Jones Beene wrote:

The dynamics of this experiment, despite its unsatisfactory conclusion, beg to be repeated but with adequate controls and protection. As Jed implies, Mizuno is probably doing just that...

I do not think so. Unless this was an ordinary electrochemical explosion, I doubt that Mizuno has the slightest idea how to re-create it. Consider this: he has been doing glow discharge experiments for years, perhaps a thousand times. It only exploded once, and as far as he knows conditions were no different this time than they were in previous experiments. The run was only beginning. The water was still at room temperature. It is hard to imagine anything he might have done in the first few minutes of the experiment that might have triggered anything like a cold fusion reaction. He would have to do another five or 10 years of experiments before it happened again at random. He does not have 10 more years. He does not even have 5 more year before he reaches mandatory retirement.

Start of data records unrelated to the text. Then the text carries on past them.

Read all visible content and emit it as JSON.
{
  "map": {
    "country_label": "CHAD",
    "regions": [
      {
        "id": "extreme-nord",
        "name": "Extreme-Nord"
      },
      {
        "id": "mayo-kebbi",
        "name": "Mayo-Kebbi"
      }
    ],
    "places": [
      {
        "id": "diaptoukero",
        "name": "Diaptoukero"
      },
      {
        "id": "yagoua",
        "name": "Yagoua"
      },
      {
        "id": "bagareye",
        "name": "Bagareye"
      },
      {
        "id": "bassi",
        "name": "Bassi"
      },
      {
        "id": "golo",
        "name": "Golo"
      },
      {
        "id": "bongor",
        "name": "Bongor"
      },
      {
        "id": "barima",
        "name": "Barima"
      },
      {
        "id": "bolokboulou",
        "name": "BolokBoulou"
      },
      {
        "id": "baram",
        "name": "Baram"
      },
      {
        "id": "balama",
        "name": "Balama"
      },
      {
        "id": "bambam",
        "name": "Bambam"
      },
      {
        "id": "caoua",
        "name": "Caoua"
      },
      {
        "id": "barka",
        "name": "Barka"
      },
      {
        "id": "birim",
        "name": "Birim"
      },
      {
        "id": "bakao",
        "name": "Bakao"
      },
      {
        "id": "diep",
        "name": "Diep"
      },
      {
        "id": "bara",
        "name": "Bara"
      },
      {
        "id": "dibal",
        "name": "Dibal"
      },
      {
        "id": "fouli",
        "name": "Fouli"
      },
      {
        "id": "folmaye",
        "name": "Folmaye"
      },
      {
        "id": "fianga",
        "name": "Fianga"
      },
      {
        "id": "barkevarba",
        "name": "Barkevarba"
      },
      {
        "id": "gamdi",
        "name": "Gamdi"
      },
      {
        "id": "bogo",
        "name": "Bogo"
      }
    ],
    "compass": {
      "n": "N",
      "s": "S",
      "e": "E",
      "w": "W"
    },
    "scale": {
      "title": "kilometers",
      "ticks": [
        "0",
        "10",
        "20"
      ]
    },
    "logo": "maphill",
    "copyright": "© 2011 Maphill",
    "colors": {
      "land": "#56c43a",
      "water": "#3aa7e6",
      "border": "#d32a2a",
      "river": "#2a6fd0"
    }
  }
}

As for triggering hydrino reactions . . . I am sure he has no clue how to do that. There are no detectors or instruments that would tell him he is stoking up hydrinos, or doing whatever it takes to make a batch of them go off at once. (Actually, as Ed points out, they should all *form* at once, which seems even more problematic.) If this is a hydrino event, he could not possibly re-create it because he would be working in the dark with no instruments, knowledge what techniques that would tell him current hydrino status.

If ozone has anything to do with it he would be in a much better position of course. I expect he knows how to detect and deal with ozone.


Is there any reason to think the SRI incident could have been related to this?

None whatever. It was completely explained by conventional chemistry. The SRI incident did not take  much energy because the steel cell acted as a rocket. The total energy release was 39,700 J. (See ICCF3, p. 144) As I said, a bullet is much more destructive than a firecracker, even when they use the same amount of gunpowder.